Dans le cadre de l'examen du projet de budget de la Sécurité sociale, un amendement qui supprime la contribution sociale de solidarité des sociétés (C3S) a été adopté à l'Assemblée nationale. Un vote inattendu qui représente une perte de recettes de 5,4 milliards d'euros. Le président de la commission des affaires sociales, Frédéric Valletoux (Horizons), a demandé une "seconde délibération".
Il s'agissait, selon son propre auteur, d'un "amendement d'appel qui n'a[vait] pas vocation à être adopté" et ce pour "des raisons budgétaires évidentes". L'Assemblée nationale a voté par surprise, ce jeudi 6 novembre, un amendement de Charles Sitzenstuhl (Ensemble pour la République), présenté dans le cadre de l'examen du projet de loi de financement de la sécurité sociale 2026, qui supprime la contribution sociale de solidarité des sociétés (C3S).
La C3S est une contribution patronale qui touche les entreprises qui réalisent un chiffre d'affaires hors taxes d'au moins 19 millions d'euros. Son taux est de 0,16% du chiffre d'affaires.

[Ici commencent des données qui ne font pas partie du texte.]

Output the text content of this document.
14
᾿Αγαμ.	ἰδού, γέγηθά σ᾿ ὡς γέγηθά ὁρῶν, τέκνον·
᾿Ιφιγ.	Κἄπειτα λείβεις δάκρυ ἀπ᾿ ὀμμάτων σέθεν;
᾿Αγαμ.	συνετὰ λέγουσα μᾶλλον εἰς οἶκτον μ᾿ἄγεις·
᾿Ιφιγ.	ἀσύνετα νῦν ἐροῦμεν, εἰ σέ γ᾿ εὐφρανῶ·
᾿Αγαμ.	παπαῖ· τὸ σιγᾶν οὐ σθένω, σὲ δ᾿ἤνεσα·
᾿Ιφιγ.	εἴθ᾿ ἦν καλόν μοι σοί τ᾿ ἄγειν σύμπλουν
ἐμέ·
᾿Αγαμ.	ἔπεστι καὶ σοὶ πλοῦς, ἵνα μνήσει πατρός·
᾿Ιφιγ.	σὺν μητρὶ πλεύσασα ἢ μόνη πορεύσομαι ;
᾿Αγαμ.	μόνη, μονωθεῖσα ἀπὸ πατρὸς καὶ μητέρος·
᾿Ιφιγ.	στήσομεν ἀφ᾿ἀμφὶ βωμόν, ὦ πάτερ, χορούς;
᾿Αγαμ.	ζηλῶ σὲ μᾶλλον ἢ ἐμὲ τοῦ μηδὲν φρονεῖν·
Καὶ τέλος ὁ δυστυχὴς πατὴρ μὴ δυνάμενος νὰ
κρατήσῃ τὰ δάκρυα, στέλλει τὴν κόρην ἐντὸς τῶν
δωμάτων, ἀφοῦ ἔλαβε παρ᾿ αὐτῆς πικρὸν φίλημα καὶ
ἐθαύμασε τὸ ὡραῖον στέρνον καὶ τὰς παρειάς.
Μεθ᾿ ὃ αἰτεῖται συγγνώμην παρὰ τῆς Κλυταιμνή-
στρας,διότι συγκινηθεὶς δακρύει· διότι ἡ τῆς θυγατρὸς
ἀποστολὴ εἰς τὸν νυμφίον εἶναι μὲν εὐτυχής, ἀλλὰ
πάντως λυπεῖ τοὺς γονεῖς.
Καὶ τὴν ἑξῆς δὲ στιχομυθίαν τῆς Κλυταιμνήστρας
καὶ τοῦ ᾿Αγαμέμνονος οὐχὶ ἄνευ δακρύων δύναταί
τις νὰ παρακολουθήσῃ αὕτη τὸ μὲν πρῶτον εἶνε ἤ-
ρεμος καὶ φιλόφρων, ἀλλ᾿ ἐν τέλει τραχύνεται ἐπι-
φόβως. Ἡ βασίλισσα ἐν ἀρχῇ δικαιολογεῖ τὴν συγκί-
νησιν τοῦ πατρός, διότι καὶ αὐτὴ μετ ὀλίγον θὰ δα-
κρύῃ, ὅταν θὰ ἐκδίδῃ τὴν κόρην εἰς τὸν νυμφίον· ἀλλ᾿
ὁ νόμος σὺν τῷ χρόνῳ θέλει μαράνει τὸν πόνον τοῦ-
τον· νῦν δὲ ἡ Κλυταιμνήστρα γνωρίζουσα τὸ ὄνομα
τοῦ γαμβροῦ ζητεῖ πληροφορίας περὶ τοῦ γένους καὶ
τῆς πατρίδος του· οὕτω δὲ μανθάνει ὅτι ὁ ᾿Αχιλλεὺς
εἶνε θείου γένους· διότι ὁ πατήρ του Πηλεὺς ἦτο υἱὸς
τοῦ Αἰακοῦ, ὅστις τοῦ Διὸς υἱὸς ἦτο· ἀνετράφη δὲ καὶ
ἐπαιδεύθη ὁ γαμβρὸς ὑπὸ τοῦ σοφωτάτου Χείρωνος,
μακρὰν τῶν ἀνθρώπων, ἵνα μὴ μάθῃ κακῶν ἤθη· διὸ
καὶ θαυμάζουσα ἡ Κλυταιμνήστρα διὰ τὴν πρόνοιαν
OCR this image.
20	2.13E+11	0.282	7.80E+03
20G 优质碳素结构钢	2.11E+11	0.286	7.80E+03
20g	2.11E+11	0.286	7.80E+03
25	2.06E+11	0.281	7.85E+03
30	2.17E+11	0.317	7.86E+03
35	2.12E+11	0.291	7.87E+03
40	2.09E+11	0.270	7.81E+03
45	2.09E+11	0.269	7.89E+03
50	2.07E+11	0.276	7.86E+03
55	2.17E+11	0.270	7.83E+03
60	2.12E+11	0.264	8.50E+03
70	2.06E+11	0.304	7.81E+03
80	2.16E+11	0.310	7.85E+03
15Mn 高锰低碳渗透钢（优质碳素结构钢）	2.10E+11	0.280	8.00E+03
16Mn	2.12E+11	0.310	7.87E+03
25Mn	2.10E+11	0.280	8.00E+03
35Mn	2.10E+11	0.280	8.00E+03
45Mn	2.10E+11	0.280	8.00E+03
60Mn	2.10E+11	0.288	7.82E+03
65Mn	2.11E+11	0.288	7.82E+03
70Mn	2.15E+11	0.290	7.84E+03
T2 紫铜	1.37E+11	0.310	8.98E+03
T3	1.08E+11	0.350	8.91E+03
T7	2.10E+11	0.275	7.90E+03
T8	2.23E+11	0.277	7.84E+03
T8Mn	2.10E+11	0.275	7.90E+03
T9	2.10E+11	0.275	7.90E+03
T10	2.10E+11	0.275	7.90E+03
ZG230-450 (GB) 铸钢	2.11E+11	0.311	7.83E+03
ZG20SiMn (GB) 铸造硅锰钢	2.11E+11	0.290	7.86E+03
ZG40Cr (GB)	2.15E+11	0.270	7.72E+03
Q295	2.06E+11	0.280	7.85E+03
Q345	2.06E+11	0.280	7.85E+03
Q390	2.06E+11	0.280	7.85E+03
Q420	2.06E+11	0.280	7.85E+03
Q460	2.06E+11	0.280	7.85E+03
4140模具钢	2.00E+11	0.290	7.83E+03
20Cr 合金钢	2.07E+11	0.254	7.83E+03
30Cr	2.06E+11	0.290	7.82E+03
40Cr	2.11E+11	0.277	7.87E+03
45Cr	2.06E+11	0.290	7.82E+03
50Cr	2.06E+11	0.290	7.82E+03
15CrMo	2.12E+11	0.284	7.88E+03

Sa suppression entrainerait une perte de recettes de 5,4 milliards d'euros pour la branche vieillesse, selon le rapporteur général du budget de la Sécurité sociale, Thibault Bazin (Droite républicaine).
Face à la portée de l'amendement et au trouble provoqué par cette adoption, le président de la commission des affaires sociales, Frédéric Valletoux (Horizons), a demandé une nouvelle délibération - c'est-à-dire un nouveau vote sur cet amendement, comme le permet le règlement de l'Assemblée nationale - à l'issue de l'examen de la partie "recettes" du projet de budget de la Sécurité sociale.
En présentant son amendement, Charles Sitzenstuhl ne voulait pas vraiment supprimer la C3S, ou "en tout cas pas cette année". L'élu du parti présidentiel souhaitait avant tout "que figure dans ce débat le sujet des impôts de production". "On est tous très nombreux à dire qu'il y a un problème majeur en France avec les impôts de production", a acquiescé le ministre chargé de la Fonction publique et de la Réforme de l'Etat, David Amiel, qui a également "remercié" le député du Bas-Rhin d'avoir engagé le débat par son amendement.
Mais le ministre a aussi rappelé que le gouvernement optait plutôt pour une baisse de la cotisation sur la valeur ajoutée des entreprises (CVAE) et a demandé au député de retirer sa proposition. Ce qu'a fait Charles Sitzenstuhl. Sauf que l'amendement a été "repris" à la volée par un autre député, ce qui a provoqué un vote.
L'amendement a finalement été adopté (117 pour, 113 contre, 10 abstentions) essentiellement grâce aux voix des élus du Rassemblement national (détail du scrutin à consulter ici), qui ont longuement applaudi le résultat. Dix députés de l'ex-majorité présidentielle ont, en outre, indiqué avoir commis une erreur lors du vote en se prononçant "pour" l'amendement, alors qu'ils voulaient voter "contre".
A l'issue de scrutin, Sandrine Rousseau (Ecologiste et Social) a interpellé le gouvernement afin de savoir combien la suppression de la C3S allait faire perdre de recettes au budget de la sécurité sociale. "C'est un amendement à cinq milliards", lui a répondu la ministre de la Santé, Stéphanie Rist, ajoutant : "Avec cet amendement, nous entrons dans une difficulté pour accompagner la trajectoire qui doit nous amener à un compromis."
"Heureusement qu'on en est qu'à la première lecture et qu'il y en a trois", a rappelé le raporteur général, Thibault Bazin (DR), qui estime que les députés "sont en train de déraper totalement". Selon lui, l'Assemblée nationale devra "corriger le tir parce que si on déséquilibre trop la branche vieillesse, ceux qui en paieront le prix ce sont nos retraités".
Comme annoncé par le président de la commission des affaires sociales, Frédéric Valletoux (Horizons), les députés auront l'occasion de revenir sur l'adoption de cet amendement lors d'une seconde délibération.